Serve just this purpose to test the two Vec creation methods, with n = 25milion the results:

Method 1 in 172.89ms
Method 2 in 553.5054ms

Instead in python the improvement in method 3 was awesome:

Vanilla:  0.21936464309692383
1:  0.11927986145019531
2:  0.10861492156982422
3:  0.0701291561126709

Can you help me understand if it just different in Rust or if my flatten implementation is slowing everything and there is a Rustic way of doing it?
Thanks

Your second method allocates two vectors vec![...] will allocate the first vector and collect() will allocate the second one.

std::iter::repeat([false, true]).take(((n+1)/2) as usize).flatten().collect() should work.

Generally, micro optimizations that work in python do not work as well in rust because at some level the bottlenecks are different.

3 Likes

I don't think it's going to change the relative performance in this case, but here is a mandatory reminder:

Are you running with --release?

2 Likes

I really have a lot to read!

Thanks for your time!

uhmmmm no,

cargo run -- 2500000

why?

Because the default profile is opt-level = 0 whereas --release is opt-level = 3.

3 Likes

this actually open a lot of topics to study. rust I so complex! thanks a lot!

Because for things that aren't IO-limited, it's common for release mode to be 20-50 times faster :slight_smile:

6 Likes

Instead of a Vec<bool>, which uses one byte per bool, have you considered using a bitvec type that'll use each bit to represent the true/false values?

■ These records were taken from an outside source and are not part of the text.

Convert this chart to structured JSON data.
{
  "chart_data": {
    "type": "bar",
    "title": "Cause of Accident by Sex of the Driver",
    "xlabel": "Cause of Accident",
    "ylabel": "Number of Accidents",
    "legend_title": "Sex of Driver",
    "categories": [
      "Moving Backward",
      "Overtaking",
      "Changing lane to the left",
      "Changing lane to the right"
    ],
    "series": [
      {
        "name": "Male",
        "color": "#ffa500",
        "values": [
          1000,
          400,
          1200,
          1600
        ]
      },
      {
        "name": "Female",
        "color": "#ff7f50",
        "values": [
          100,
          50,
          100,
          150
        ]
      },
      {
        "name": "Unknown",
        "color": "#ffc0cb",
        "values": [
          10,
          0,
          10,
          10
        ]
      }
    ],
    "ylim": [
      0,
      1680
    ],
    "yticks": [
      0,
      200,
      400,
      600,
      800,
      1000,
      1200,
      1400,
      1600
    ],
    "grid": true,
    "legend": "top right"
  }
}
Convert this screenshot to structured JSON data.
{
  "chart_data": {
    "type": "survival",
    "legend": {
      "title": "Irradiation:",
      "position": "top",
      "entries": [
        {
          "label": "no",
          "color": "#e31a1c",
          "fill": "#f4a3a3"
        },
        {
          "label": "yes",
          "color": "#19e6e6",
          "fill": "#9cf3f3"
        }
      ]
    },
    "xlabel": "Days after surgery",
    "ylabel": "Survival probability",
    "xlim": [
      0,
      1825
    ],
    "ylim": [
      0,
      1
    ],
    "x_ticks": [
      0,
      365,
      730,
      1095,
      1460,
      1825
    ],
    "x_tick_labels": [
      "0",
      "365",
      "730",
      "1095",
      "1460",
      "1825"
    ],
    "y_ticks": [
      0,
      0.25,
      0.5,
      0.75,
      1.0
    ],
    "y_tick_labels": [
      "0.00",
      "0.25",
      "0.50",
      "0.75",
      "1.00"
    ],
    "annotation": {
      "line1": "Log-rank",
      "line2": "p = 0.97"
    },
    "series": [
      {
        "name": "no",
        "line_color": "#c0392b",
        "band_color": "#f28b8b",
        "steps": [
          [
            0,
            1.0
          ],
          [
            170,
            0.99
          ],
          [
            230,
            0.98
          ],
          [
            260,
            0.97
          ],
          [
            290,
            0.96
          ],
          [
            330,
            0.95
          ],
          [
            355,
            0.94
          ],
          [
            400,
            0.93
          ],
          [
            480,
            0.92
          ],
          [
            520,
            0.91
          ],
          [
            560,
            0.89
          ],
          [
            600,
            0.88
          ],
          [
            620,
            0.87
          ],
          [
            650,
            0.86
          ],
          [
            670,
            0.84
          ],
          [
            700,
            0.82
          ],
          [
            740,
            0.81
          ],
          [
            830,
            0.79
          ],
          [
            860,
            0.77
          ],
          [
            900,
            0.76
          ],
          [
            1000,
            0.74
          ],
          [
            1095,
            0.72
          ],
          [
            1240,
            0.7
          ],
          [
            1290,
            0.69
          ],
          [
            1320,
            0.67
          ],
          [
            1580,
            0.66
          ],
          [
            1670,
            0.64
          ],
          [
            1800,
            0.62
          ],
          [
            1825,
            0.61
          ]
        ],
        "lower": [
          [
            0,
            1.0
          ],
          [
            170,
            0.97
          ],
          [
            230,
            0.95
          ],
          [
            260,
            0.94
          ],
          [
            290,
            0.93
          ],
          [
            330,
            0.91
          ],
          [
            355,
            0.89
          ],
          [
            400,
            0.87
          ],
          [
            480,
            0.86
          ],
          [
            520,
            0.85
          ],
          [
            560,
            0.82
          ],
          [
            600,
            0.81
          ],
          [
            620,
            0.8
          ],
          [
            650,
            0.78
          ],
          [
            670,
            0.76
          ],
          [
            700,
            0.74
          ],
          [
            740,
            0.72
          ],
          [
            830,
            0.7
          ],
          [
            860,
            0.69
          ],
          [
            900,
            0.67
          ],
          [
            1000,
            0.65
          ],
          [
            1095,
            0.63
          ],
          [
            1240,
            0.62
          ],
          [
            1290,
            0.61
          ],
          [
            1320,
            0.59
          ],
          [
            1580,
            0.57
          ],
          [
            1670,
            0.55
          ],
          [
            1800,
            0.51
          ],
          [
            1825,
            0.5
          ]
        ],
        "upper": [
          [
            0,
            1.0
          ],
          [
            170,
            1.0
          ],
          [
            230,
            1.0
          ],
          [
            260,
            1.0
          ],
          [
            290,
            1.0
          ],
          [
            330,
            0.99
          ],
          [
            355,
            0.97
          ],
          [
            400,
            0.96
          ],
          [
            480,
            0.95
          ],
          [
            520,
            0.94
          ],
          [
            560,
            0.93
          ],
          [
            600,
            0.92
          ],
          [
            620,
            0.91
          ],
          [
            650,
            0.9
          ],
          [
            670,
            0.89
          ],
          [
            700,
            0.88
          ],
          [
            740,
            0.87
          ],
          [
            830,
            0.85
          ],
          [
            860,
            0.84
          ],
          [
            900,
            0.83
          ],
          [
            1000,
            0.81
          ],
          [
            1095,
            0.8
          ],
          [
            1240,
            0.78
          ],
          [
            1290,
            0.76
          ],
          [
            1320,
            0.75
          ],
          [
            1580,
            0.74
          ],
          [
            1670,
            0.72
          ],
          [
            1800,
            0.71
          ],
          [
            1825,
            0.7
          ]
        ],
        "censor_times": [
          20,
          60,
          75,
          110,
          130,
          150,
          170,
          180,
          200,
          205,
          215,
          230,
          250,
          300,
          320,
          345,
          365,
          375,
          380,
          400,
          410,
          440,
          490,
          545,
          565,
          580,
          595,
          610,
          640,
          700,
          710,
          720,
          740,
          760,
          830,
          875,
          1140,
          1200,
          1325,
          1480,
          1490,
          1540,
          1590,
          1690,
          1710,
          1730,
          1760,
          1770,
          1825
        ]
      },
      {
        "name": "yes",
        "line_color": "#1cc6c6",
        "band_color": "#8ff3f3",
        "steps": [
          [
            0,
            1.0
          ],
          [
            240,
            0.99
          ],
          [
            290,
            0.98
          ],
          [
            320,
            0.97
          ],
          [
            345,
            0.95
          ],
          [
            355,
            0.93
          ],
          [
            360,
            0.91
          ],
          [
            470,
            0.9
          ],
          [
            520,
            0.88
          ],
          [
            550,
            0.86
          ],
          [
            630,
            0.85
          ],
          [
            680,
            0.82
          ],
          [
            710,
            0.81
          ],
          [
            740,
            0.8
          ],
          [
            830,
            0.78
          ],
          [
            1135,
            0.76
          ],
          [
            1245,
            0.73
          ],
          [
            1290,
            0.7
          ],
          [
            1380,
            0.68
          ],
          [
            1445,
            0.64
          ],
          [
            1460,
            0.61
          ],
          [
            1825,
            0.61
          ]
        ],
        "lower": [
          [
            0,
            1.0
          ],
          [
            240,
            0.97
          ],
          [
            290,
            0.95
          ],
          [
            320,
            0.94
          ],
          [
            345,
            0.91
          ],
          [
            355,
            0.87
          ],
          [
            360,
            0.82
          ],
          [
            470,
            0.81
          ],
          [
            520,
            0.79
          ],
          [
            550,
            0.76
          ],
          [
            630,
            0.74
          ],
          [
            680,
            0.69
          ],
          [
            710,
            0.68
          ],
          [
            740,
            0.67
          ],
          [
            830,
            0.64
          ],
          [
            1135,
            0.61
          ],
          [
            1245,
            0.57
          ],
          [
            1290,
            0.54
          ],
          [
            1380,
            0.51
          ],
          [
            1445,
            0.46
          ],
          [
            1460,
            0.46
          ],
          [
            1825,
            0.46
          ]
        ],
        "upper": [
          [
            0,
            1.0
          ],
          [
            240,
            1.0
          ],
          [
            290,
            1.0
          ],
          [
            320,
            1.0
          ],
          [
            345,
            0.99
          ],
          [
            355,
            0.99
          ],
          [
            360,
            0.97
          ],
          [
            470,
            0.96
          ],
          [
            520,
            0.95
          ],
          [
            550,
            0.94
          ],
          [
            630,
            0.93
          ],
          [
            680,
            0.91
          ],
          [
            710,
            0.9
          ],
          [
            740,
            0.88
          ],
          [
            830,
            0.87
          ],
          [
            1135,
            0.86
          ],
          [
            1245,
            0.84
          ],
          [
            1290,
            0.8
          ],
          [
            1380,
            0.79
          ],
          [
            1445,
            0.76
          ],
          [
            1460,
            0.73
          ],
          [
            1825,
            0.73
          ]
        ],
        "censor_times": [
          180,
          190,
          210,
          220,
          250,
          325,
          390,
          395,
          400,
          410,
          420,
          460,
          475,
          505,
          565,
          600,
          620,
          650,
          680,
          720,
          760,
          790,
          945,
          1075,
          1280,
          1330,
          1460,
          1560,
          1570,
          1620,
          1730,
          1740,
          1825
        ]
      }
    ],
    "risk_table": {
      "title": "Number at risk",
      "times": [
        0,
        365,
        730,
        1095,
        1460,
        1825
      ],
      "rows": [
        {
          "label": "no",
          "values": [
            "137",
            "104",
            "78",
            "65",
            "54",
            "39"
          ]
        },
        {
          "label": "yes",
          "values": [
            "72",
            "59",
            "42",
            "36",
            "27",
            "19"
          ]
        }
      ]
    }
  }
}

That should make your vector about 8x smaller, which might have increase performance if the improved cache locality makes up for the extra instructions needed to access a particular bit.

1 Like

Algorithmic feedback...

Here's another version which takes about half the time of the other variations on my laptop. The idea is that you only store booleans for odd numbers (so sieve[i] corresponds to n = 2*i + 1).

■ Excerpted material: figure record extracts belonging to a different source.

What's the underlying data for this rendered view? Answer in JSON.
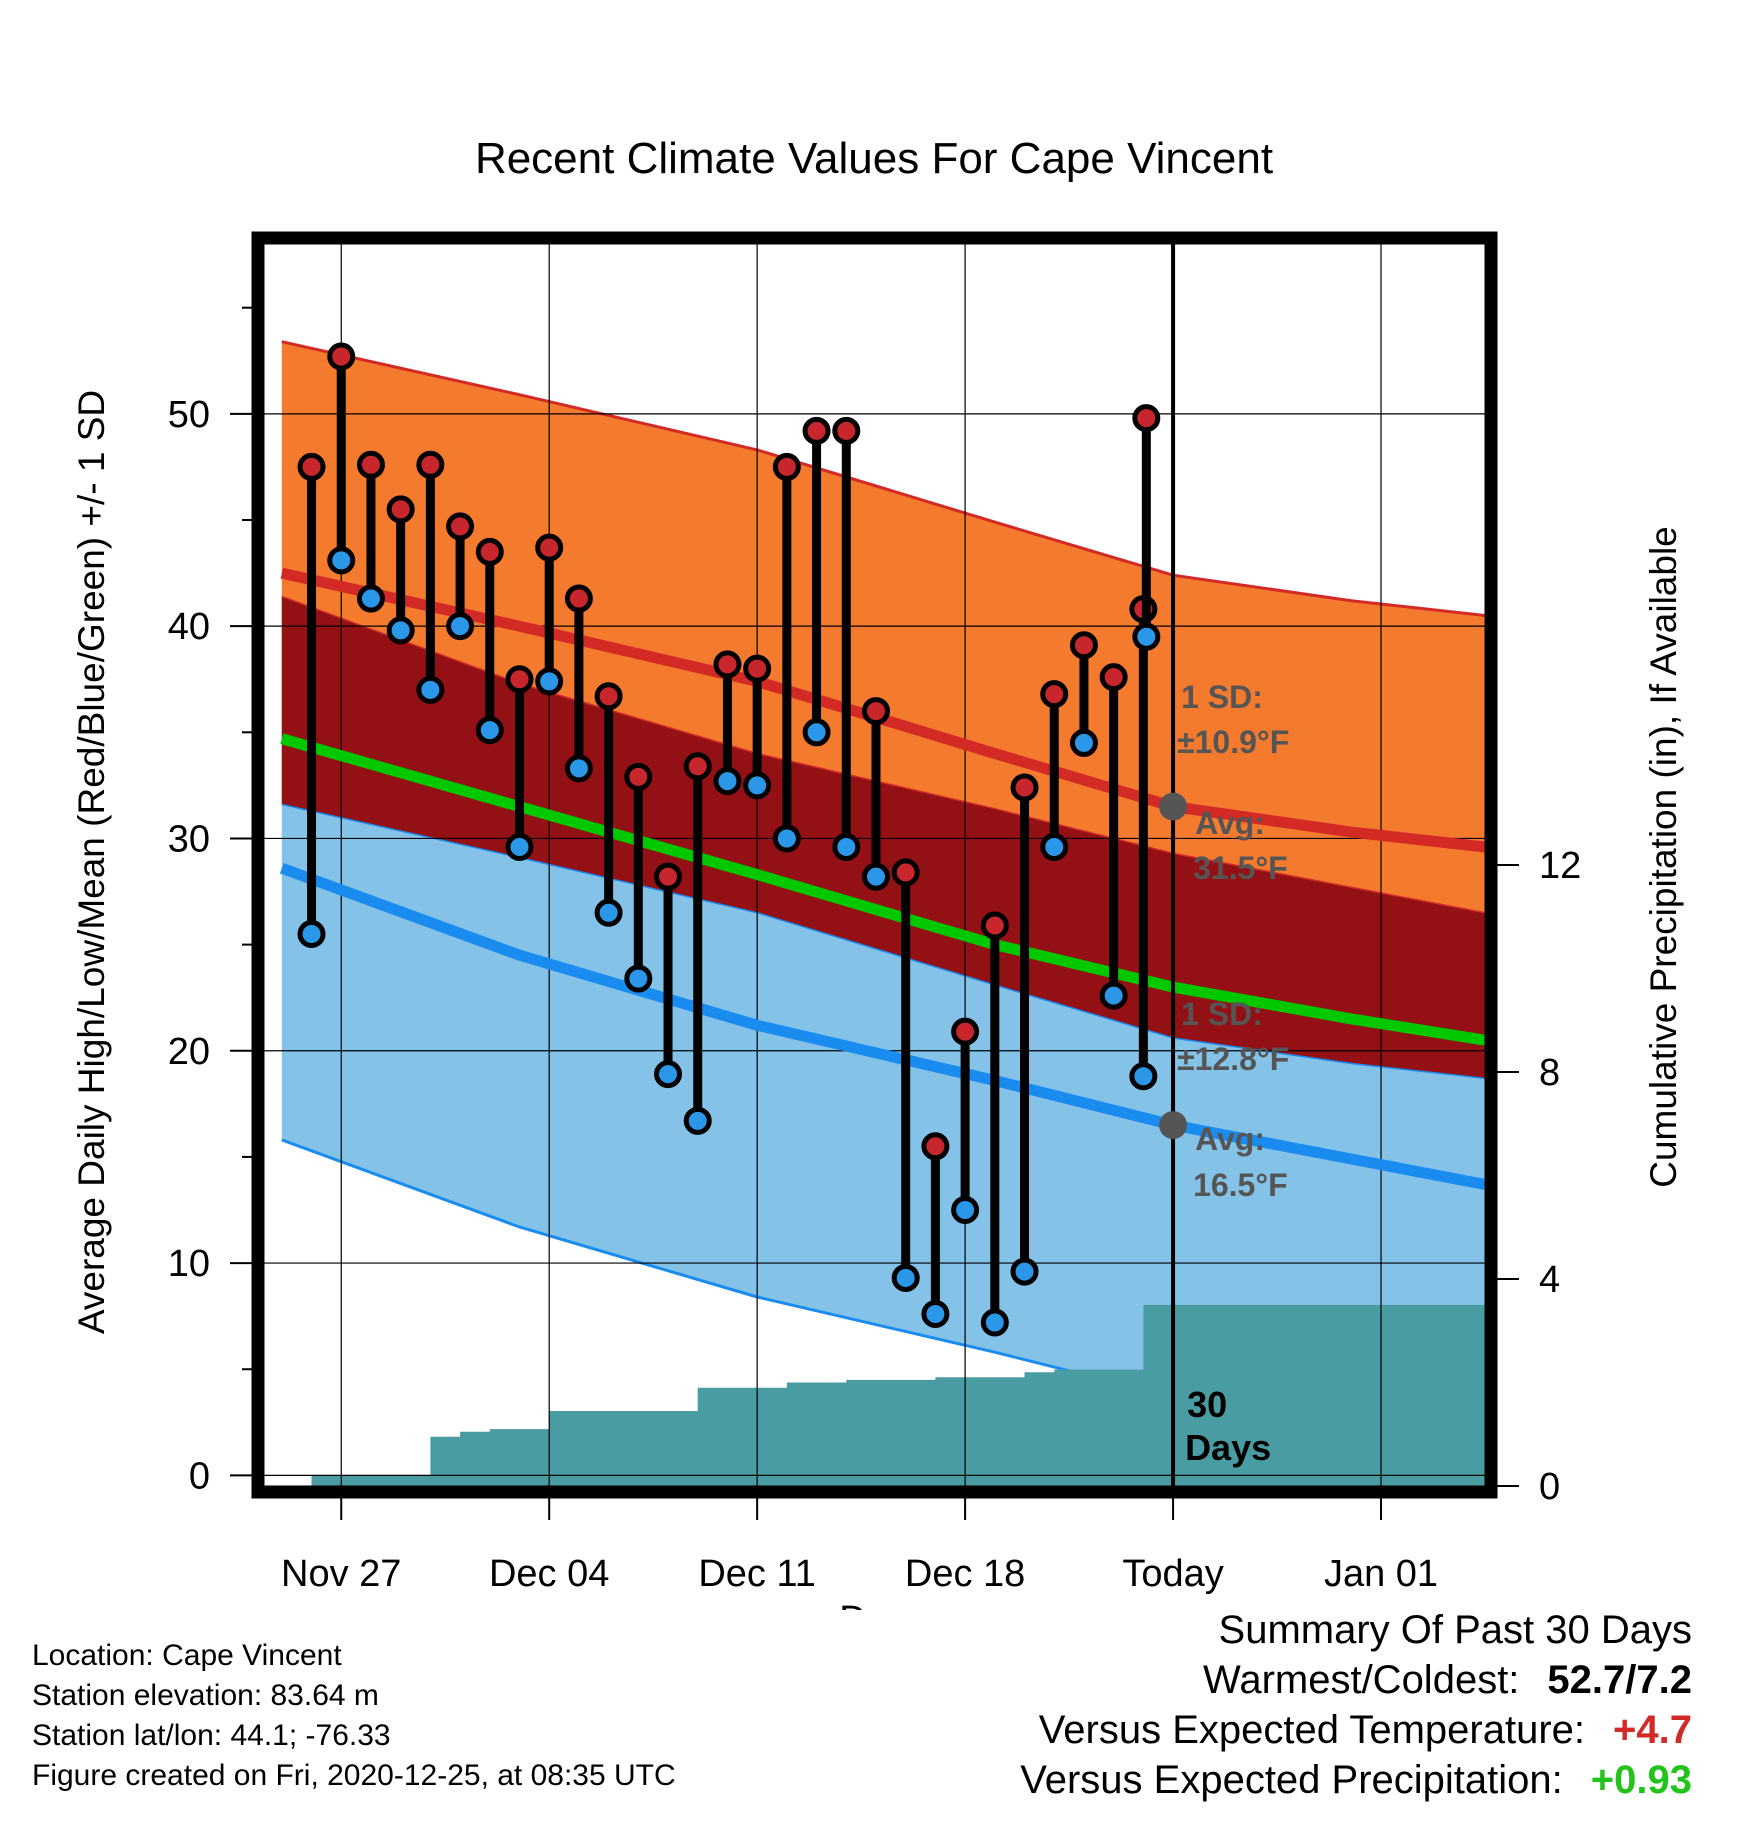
{
  "chart_data": {
    "type": "line",
    "title": "Recent Climate Values For Cape Vincent",
    "xlabel": "Day",
    "ylabel_left": "Average Daily High/Low/Mean (Red/Blue/Green) +/- 1 SD",
    "ylabel_right": "Cumulative Precipitation (in), If Available",
    "x_tick_labels": [
      "Nov 27",
      "Dec 04",
      "Dec 11",
      "Dec 18",
      "Today",
      "Jan 01"
    ],
    "x_tick_days": [
      2,
      9,
      16,
      23,
      30,
      37
    ],
    "xlim": [
      -0.6,
      40.5
    ],
    "ylim_left": [
      -0.5,
      58
    ],
    "y_ticks_left": [
      0,
      10,
      20,
      30,
      40,
      50
    ],
    "ylim_right": [
      0,
      24
    ],
    "y_ticks_right": [
      0,
      4,
      8,
      12
    ],
    "observed_days": [
      1,
      2,
      3,
      4,
      5,
      6,
      7,
      8,
      9,
      10,
      11,
      12,
      13,
      14,
      15,
      16,
      17,
      18,
      19,
      20,
      21,
      22,
      23,
      24,
      25,
      26,
      27,
      28,
      29
    ],
    "observed_high": [
      47.5,
      52.7,
      47.6,
      45.5,
      47.6,
      44.7,
      43.5,
      37.5,
      43.7,
      41.3,
      36.7,
      32.9,
      28.2,
      33.4,
      38.2,
      38.0,
      47.5,
      49.2,
      49.2,
      36.0,
      28.4,
      15.5,
      20.9,
      25.9,
      32.4,
      36.8,
      39.1,
      37.6,
      40.8
    ],
    "observed_low": [
      25.5,
      43.1,
      41.3,
      39.8,
      37.0,
      40.0,
      35.1,
      29.6,
      37.4,
      33.3,
      26.5,
      23.4,
      18.9,
      16.7,
      32.7,
      32.5,
      30.0,
      35.0,
      29.6,
      28.2,
      9.3,
      7.6,
      12.5,
      7.2,
      9.6,
      29.6,
      34.5,
      22.6,
      18.8
    ],
    "today_high": 49.8,
    "today_low": 39.5,
    "normal_days": [
      0,
      8,
      16,
      24,
      30,
      36,
      40.5
    ],
    "normal_high": [
      42.5,
      40.0,
      37.4,
      34.0,
      31.5,
      30.3,
      29.6
    ],
    "normal_low": [
      28.6,
      24.5,
      21.2,
      18.6,
      16.5,
      14.9,
      13.7
    ],
    "normal_mean": [
      34.7,
      31.5,
      28.3,
      25.0,
      23.0,
      21.5,
      20.5
    ],
    "high_sd": 10.9,
    "low_sd": 12.8,
    "precip_days": [
      0,
      1,
      2,
      4,
      5,
      6,
      7,
      8,
      9,
      10,
      11,
      12,
      13,
      14,
      15,
      16,
      17,
      18,
      19,
      20,
      21,
      22,
      23,
      24,
      25,
      26,
      27,
      28,
      29,
      30,
      40.5
    ],
    "precip_cumulative": [
      0.0,
      0.2,
      0.2,
      0.2,
      0.95,
      1.05,
      1.1,
      1.1,
      1.45,
      1.45,
      1.45,
      1.45,
      1.45,
      1.9,
      1.9,
      1.9,
      2.0,
      2.0,
      2.05,
      2.05,
      2.05,
      2.1,
      2.1,
      2.1,
      2.2,
      2.25,
      2.25,
      2.25,
      3.5,
      3.5,
      3.5
    ],
    "annotation_high_sd": "1 SD:",
    "annotation_high_sd_value": "±10.9°F",
    "annotation_high_avg": "Avg:",
    "annotation_high_avg_value": "31.5°F",
    "annotation_low_sd": "1 SD:",
    "annotation_low_sd_value": "±12.8°F",
    "annotation_low_avg": "Avg:",
    "annotation_low_avg_value": "16.5°F",
    "annotation_days_number": "30",
    "annotation_days_label": "Days",
    "colors": {
      "high_band": "#f47a2e",
      "overlap_band": "#931015",
      "low_band": "#84c2e8",
      "high_line": "#d32a26",
      "low_line": "#1a8cf0",
      "mean_line": "#00c800",
      "precip": "#489ca2",
      "high_marker": "#c8262d",
      "low_marker": "#2b97e8",
      "annotation": "#555555"
    }
  },
  "footer": {
    "location": "Location: Cape Vincent",
    "elevation": "Station elevation: 83.64 m",
    "latlon": "Station lat/lon: 44.1; -76.33",
    "created": "Figure created on Fri, 2020-12-25, at 08:35 UTC"
  },
  "summary": {
    "title": "Summary Of Past 30 Days",
    "warmest_label": "Warmest/Coldest:",
    "warmest_value": "52.7/7.2",
    "temp_label": "Versus Expected Temperature:",
    "temp_value": "+4.7",
    "temp_color": "#d32a26",
    "precip_label": "Versus Expected Precipitation:",
    "precip_value": "+0.93",
    "precip_color": "#22c31a"
  }
}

Sorry for the lack of comments.

fn sieve_004(n: u64) -> Vec<u64> {
    let limit = n as usize;
    let sz = limit / 2;
    let mut sieve = vec![true; sz + 1];
    sieve[0] = false;
    for j in 1..(sz+1) {
        if sieve[j] {
            let mut k = 2 * j * (1 + j);
            while k < sz {
                sieve[k] = false;
                k += 2 * j + 1;
            }
        }
    }

    [2].iter().cloned().chain(
        (&sieve[1..sz]).into_iter().enumerate().filter_map(
            |(i, &b)| if b { Some(2 * i as u64 + 3) } else { None }
        )
    ).collect()
}
1 Like

Hi,
Thanks for the variation, that's indeed one of the improvements in my Python implementation.
I didn't consider yet how to "rustify", so this is mostply apreciated!
I will have to watch closely what that [2].iter().cloned().chain() wizardry does though!
Thanks

This is a very nice data structure, I will surely try it.
Thanks!

It should really be [2].into_iter().chain(...) (old code). Or once(2).chain(...).

You can read more about chain here. But the basic idea is to create an iterator of "2, then all the odd primes".

I haven't done any recent testing of collecting the iterator verus pushing in the loop. But another consideration (you probably are aware of) is that you can use a good upper bound on the number of primes below N to pre-allocate the Vec<u64>, for push or extend approaches.